At the last convention I met many old friends besides making new ones. Among the former was Dave Kyle, who happens to be a personal friend. Having exhausted the usual conversation, the talk turned toward the organization of a new club to take the plans of the defunct ISA.... I was enthused enough over the idea to warrant the transferring of my attention from the reorganization of the ISA to this new project.

During the convention Mr. Kyle brought this idea to the attention of the chairman, but it was finally put off until the discussion afterwards. Indeed the flames of discord had already begun to smoulder, bursting forth during the discussion....

John James Weir: "Signing the Petition" in Science Fiction Collector #23 pp. 6-8 (Jan. 1939)

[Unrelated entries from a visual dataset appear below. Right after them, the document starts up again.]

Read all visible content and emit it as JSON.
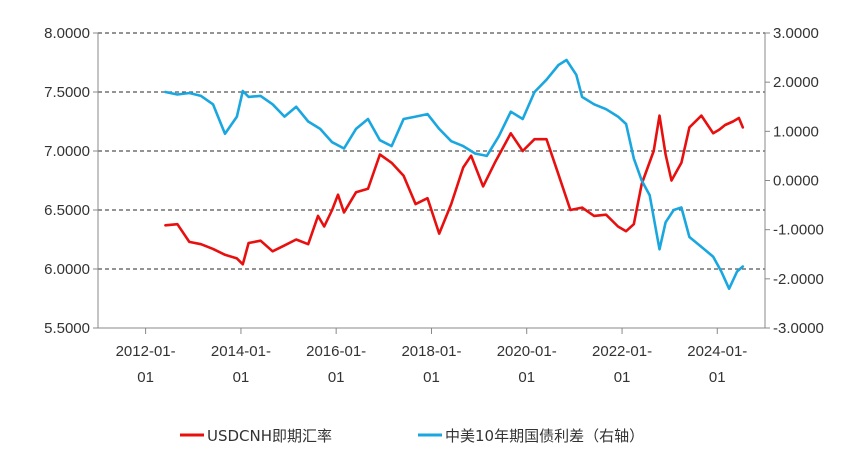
{
  "chart_data": {
    "type": "line",
    "title": "",
    "x_axis": {
      "type": "date",
      "range": [
        "2011-01-01",
        "2025-01-01"
      ],
      "ticks": [
        "2012-01-01",
        "2014-01-01",
        "2016-01-01",
        "2018-01-01",
        "2020-01-01",
        "2022-01-01",
        "2024-01-01"
      ],
      "tick_labels": [
        [
          "2012-01-",
          "01"
        ],
        [
          "2014-01-",
          "01"
        ],
        [
          "2016-01-",
          "01"
        ],
        [
          "2018-01-",
          "01"
        ],
        [
          "2020-01-",
          "01"
        ],
        [
          "2022-01-",
          "01"
        ],
        [
          "2024-01-",
          "01"
        ]
      ]
    },
    "y_left": {
      "range": [
        5.5,
        8.0
      ],
      "ticks": [
        5.5,
        6.0,
        6.5,
        7.0,
        7.5,
        8.0
      ],
      "tick_labels": [
        "5.5000",
        "6.0000",
        "6.5000",
        "7.0000",
        "7.5000",
        "8.0000"
      ]
    },
    "y_right": {
      "range": [
        -3.0,
        3.0
      ],
      "ticks": [
        -3.0,
        -2.0,
        -1.0,
        0.0,
        1.0,
        2.0,
        3.0
      ],
      "tick_labels": [
        "-3.0000",
        "-2.0000",
        "-1.0000",
        "0.0000",
        "1.0000",
        "2.0000",
        "3.0000"
      ]
    },
    "grid": "dashed horizontal",
    "legend": "bottom",
    "series": [
      {
        "name": "USDCNH即期汇率",
        "axis": "left",
        "color": "#e8100f",
        "points": [
          [
            "2012-06-01",
            6.37
          ],
          [
            "2012-09-01",
            6.38
          ],
          [
            "2012-12-01",
            6.23
          ],
          [
            "2013-03-01",
            6.21
          ],
          [
            "2013-06-01",
            6.17
          ],
          [
            "2013-09-01",
            6.12
          ],
          [
            "2013-12-01",
            6.09
          ],
          [
            "2014-01-15",
            6.04
          ],
          [
            "2014-03-01",
            6.22
          ],
          [
            "2014-06-01",
            6.24
          ],
          [
            "2014-09-01",
            6.15
          ],
          [
            "2014-12-01",
            6.2
          ],
          [
            "2015-03-01",
            6.25
          ],
          [
            "2015-06-01",
            6.21
          ],
          [
            "2015-08-15",
            6.45
          ],
          [
            "2015-10-01",
            6.36
          ],
          [
            "2015-12-01",
            6.5
          ],
          [
            "2016-01-15",
            6.63
          ],
          [
            "2016-03-01",
            6.48
          ],
          [
            "2016-06-01",
            6.65
          ],
          [
            "2016-09-01",
            6.68
          ],
          [
            "2016-12-01",
            6.97
          ],
          [
            "2017-03-01",
            6.9
          ],
          [
            "2017-06-01",
            6.79
          ],
          [
            "2017-09-01",
            6.55
          ],
          [
            "2017-12-01",
            6.6
          ],
          [
            "2018-03-01",
            6.3
          ],
          [
            "2018-06-01",
            6.55
          ],
          [
            "2018-09-01",
            6.86
          ],
          [
            "2018-11-01",
            6.96
          ],
          [
            "2019-02-01",
            6.7
          ],
          [
            "2019-05-01",
            6.9
          ],
          [
            "2019-09-01",
            7.15
          ],
          [
            "2019-12-01",
            7.0
          ],
          [
            "2020-03-01",
            7.1
          ],
          [
            "2020-06-01",
            7.1
          ],
          [
            "2020-09-01",
            6.8
          ],
          [
            "2020-12-01",
            6.5
          ],
          [
            "2021-03-01",
            6.52
          ],
          [
            "2021-06-01",
            6.45
          ],
          [
            "2021-09-01",
            6.46
          ],
          [
            "2021-12-01",
            6.36
          ],
          [
            "2022-02-01",
            6.32
          ],
          [
            "2022-04-01",
            6.38
          ],
          [
            "2022-06-01",
            6.72
          ],
          [
            "2022-09-01",
            7.0
          ],
          [
            "2022-10-15",
            7.3
          ],
          [
            "2022-12-01",
            6.97
          ],
          [
            "2023-01-15",
            6.75
          ],
          [
            "2023-04-01",
            6.9
          ],
          [
            "2023-06-01",
            7.2
          ],
          [
            "2023-09-01",
            7.3
          ],
          [
            "2023-12-01",
            7.15
          ],
          [
            "2024-01-15",
            7.18
          ],
          [
            "2024-03-01",
            7.22
          ],
          [
            "2024-05-01",
            7.25
          ],
          [
            "2024-06-15",
            7.28
          ],
          [
            "2024-07-15",
            7.2
          ]
        ]
      },
      {
        "name": "中美10年期国债利差（右轴）",
        "axis": "right",
        "color": "#1aa7e0",
        "points": [
          [
            "2012-06-01",
            1.8
          ],
          [
            "2012-09-01",
            1.75
          ],
          [
            "2012-12-01",
            1.78
          ],
          [
            "2013-03-01",
            1.72
          ],
          [
            "2013-06-01",
            1.55
          ],
          [
            "2013-09-01",
            0.95
          ],
          [
            "2013-12-01",
            1.3
          ],
          [
            "2014-01-15",
            1.82
          ],
          [
            "2014-03-01",
            1.7
          ],
          [
            "2014-06-01",
            1.72
          ],
          [
            "2014-09-01",
            1.55
          ],
          [
            "2014-12-01",
            1.3
          ],
          [
            "2015-03-01",
            1.5
          ],
          [
            "2015-06-01",
            1.2
          ],
          [
            "2015-09-01",
            1.05
          ],
          [
            "2015-12-01",
            0.78
          ],
          [
            "2016-03-01",
            0.65
          ],
          [
            "2016-06-01",
            1.05
          ],
          [
            "2016-09-01",
            1.25
          ],
          [
            "2016-12-01",
            0.82
          ],
          [
            "2017-03-01",
            0.7
          ],
          [
            "2017-06-01",
            1.25
          ],
          [
            "2017-09-01",
            1.3
          ],
          [
            "2017-12-01",
            1.35
          ],
          [
            "2018-03-01",
            1.05
          ],
          [
            "2018-06-01",
            0.8
          ],
          [
            "2018-09-01",
            0.7
          ],
          [
            "2018-12-01",
            0.55
          ],
          [
            "2019-03-01",
            0.5
          ],
          [
            "2019-06-01",
            0.9
          ],
          [
            "2019-09-01",
            1.4
          ],
          [
            "2019-12-01",
            1.25
          ],
          [
            "2020-03-01",
            1.8
          ],
          [
            "2020-06-01",
            2.05
          ],
          [
            "2020-09-01",
            2.35
          ],
          [
            "2020-11-01",
            2.45
          ],
          [
            "2021-01-15",
            2.15
          ],
          [
            "2021-03-01",
            1.7
          ],
          [
            "2021-06-01",
            1.55
          ],
          [
            "2021-09-01",
            1.45
          ],
          [
            "2021-12-01",
            1.3
          ],
          [
            "2022-02-01",
            1.15
          ],
          [
            "2022-04-01",
            0.45
          ],
          [
            "2022-06-01",
            0.0
          ],
          [
            "2022-08-01",
            -0.3
          ],
          [
            "2022-10-15",
            -1.4
          ],
          [
            "2022-12-01",
            -0.85
          ],
          [
            "2023-02-01",
            -0.6
          ],
          [
            "2023-04-01",
            -0.55
          ],
          [
            "2023-06-01",
            -1.15
          ],
          [
            "2023-09-01",
            -1.35
          ],
          [
            "2023-12-01",
            -1.55
          ],
          [
            "2024-02-01",
            -1.85
          ],
          [
            "2024-04-01",
            -2.2
          ],
          [
            "2024-06-01",
            -1.85
          ],
          [
            "2024-07-15",
            -1.75
          ]
        ]
      }
    ]
  }
}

The Futurians suspected Sykora would try to resurrect the ISA once again at the first Worldcon in 1939.

References

  1. ^ Moskowitz, Sam. The Immortal Storm. 1954. Hyperion Press, 1974, pp. 48-50.
  2. ^ Wollheim, letter in Voice of the Imagi-Nation issue 4 pg. 11 (November 1939): "I should like to say here and now that the so-called Wollheim-everybody else feuds are for the most part misnamed and based upon superficial misunderstandings. The correct terms for those feuds should be Sykora-Clark, Sykora-Kirshenblit, Sykora-Schwartz and not mine. I did achieve some prominence in each because as a friend of Sykora I naturally took his side and since I was more in the fan world's eye, I was mistaken for the chief antagonist. But it was always Sykora who first engineered these squalls and carried them on."
  3. ^ ISA article on Fancyclopedia. Text quoted from Jack Speer's Fancyclopedia I (1944).